At the expense of profit? If control is preferable to operational stability, why do so many businesses use IT vendors?
They still have a leaver on outside vendors. And yes, power is ultimately their goal. If there’s a conflict between power and profit, they choose power.
OK just so we’re crystal, I’m only interested in fixing what’s broken. I have no time for doomerism, tedious conspiracies, or despair.
What I’m saying is that you can’t go to businesses and say “a union will make this whole place run better for everyone” and expect them to take that for an answer. Unions have to fight. Some of those fights have been bloody.
That’s not doomerism, tedious conspiracies, or despair. It’s what has happened already in the history of unions.
Of course, union battles are a matter of history. And yes, today the rational agents of global economies often see unionization as a threat, clearly.
I argue that it’s only a threat insofar as it’s a disruptive paradigm.
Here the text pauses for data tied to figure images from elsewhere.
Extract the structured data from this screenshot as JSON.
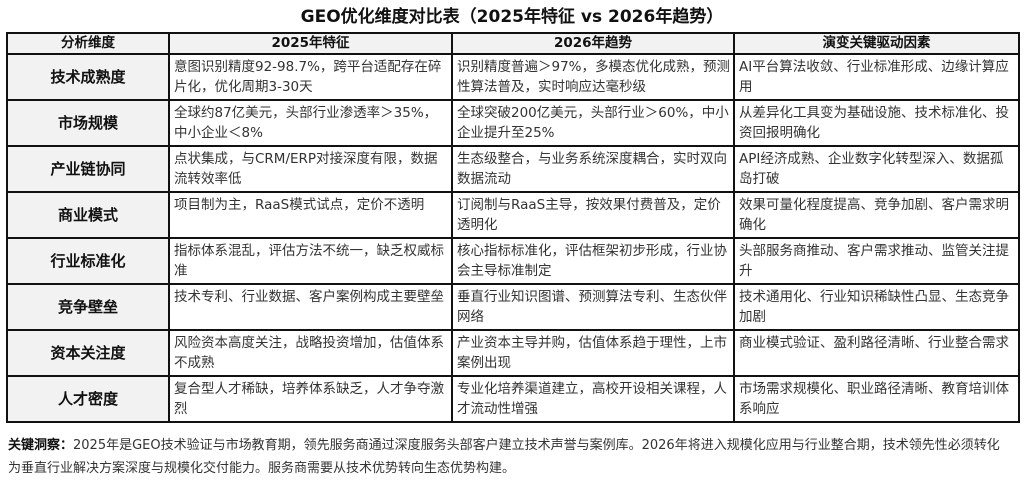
{
  "title": "GEO优化维度对比表（2025年特征 vs 2026年趋势）",
  "table": {
    "headers": [
      "分析维度",
      "2025年特征",
      "2026年趋势",
      "演变关键驱动因素"
    ],
    "rows": [
      [
        "技术成熟度",
        "意图识别精度92-98.7%，跨平台适配存在碎片化，优化周期3-30天",
        "识别精度普遍＞97%，多模态优化成熟，预测性算法普及，实时响应达毫秒级",
        "AI平台算法收敛、行业标准形成、边缘计算应用"
      ],
      [
        "市场规模",
        "全球约87亿美元，头部行业渗透率＞35%，中小企业＜8%",
        "全球突破200亿美元，头部行业＞60%，中小企业提升至25%",
        "从差异化工具变为基础设施、技术标准化、投资回报明确化"
      ],
      [
        "产业链协同",
        "点状集成，与CRM/ERP对接深度有限，数据流转效率低",
        "生态级整合，与业务系统深度耦合，实时双向数据流动",
        "API经济成熟、企业数字化转型深入、数据孤岛打破"
      ],
      [
        "商业模式",
        "项目制为主，RaaS模式试点，定价不透明",
        "订阅制与RaaS主导，按效果付费普及，定价透明化",
        "效果可量化程度提高、竞争加剧、客户需求明确化"
      ],
      [
        "行业标准化",
        "指标体系混乱，评估方法不统一，缺乏权威标准",
        "核心指标标准化，评估框架初步形成，行业协会主导标准制定",
        "头部服务商推动、客户需求推动、监管关注提升"
      ],
      [
        "竞争壁垒",
        "技术专利、行业数据、客户案例构成主要壁垒",
        "垂直行业知识图谱、预测算法专利、生态伙伴网络",
        "技术通用化、行业知识稀缺性凸显、生态竞争加剧"
      ],
      [
        "资本关注度",
        "风险资本高度关注，战略投资增加，估值体系不成熟",
        "产业资本主导并购，估值体系趋于理性，上市案例出现",
        "商业模式验证、盈利路径清晰、行业整合需求"
      ],
      [
        "人才密度",
        "复合型人才稀缺，培养体系缺乏，人才争夺激烈",
        "专业化培养渠道建立，高校开设相关课程，人才流动性增强",
        "市场需求规模化、职业路径清晰、教育培训体系响应"
      ]
    ]
  },
  "footer": {
    "label": "关键洞察：",
    "text": "2025年是GEO技术验证与市场教育期，领先服务商通过深度服务头部客户建立技术声誉与案例库。2026年将进入规模化应用与行业整合期，技术领先性必须转化为垂直行业解决方案深度与规模化交付能力。服务商需要从技术优势转向生态优势构建。"
  }
}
On the whole it’s a more fiscally advantageous schema for all but the monolithic “vertically integrated” international corporations that profit largely from self-dealing (and probably need to be broken up anyway).
You said businesses prioritize “Control” and “Power” over profit — i.e. they are not rational economic agents but despots. It’s a bleak perspective since despots can’t be reasoned with, only overthrown, and moreover it dismisses economic theory entirely.
I’m just weary of the defeatism. I know we’ve been through a lot and many of us are terribly jaded, but giving up is not an option. I want to win.
Yes.
I don’t see it as a defeat. I’m not saying give up. I’m saying know what we’re up against.